Sources we use (in order of authority)
- Regulatory primary. FDA (21 CFR 107, warning letters, compliance reports), EFSA scientific opinions, EU Commission Regulations (2016/127, 2018/848), USDA NOP, Codex Alimentarius.
- Manufacturer primary. Official ingredient declarations, spec sheets, press releases announcing reformulations.
- Peer-reviewed literature. PubMed, Cochrane, AAP policy statements.
- Third-party certification registries. SKAL, Bioland, Demeter, USDA NOP registries.
Sources we never use
- Wikipedia.
- Other affiliate or review sites.
- Brand-sponsored "expert" content.
- Social media, except when they directly cite a primary source.
- AI-generated summaries without a primary-source trace.
Health ratings
Ingredient health ratings (1–5) are derived from regulatory posture, not editorial opinion:
- 5 — required as predominant by EU regulation (e.g., lactose as the primary carbohydrate per EU 2016/127 Art. 5.1).
- 4 — permitted and commonly used in compliant formulas.
- 3 — permitted but not required; subject to ongoing scientific debate.
- 2 — restricted (specific concentrations or uses limited by regulation).

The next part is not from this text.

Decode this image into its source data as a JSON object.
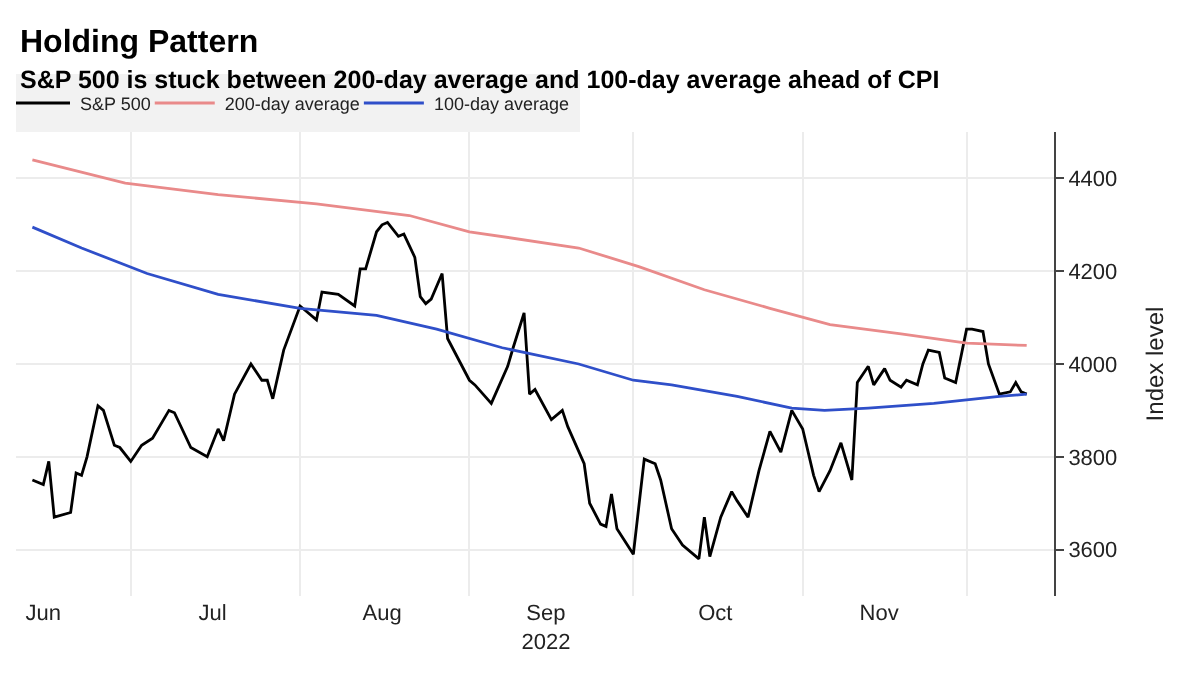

- 1 — banned or heavily restricted in at least one major market.
This mapping keeps editorial judgment out of the rating. If you disagree with a rating, the right target to argue with is the underlying regulator, not us.
Verification lifecycle
- Draft — initial record compiled from primary sources, with every field tagged
verified_by: ai-assisted. - Review — human review against the source label. Fields flipped to
verified_by: human-verifiedindividually. - Publication — record goes public on the Atlas with a visible
last_verifieddate and next-review-due date (6 months out). - Weekly freshness sweep — automated check against source URLs. Any detected change opens a review ticket; nothing auto-commits.
- Quarterly price re-check — price fields are re-verified every three months with a visible timestamp next to each price.
What "verified" means
AI-assisted means the record was drafted from primary sources but not yet confirmed by a human reviewing each field against the label. These records are published with the caveat visible.
Human-verified means María personally compared the record against the source on the date shown. She does not verify what she cannot directly read.
We never silently bump last_verified. A date move requires an actual re-verification.
Public changelog
Every detected change and every verified update appears on the Atlas changelog. When a brand reformulates, we record the change and link the primary source.
Medical disclaimer
This site provides research and comparisons, not medical advice. Consult your pediatrician before changing your baby's formula.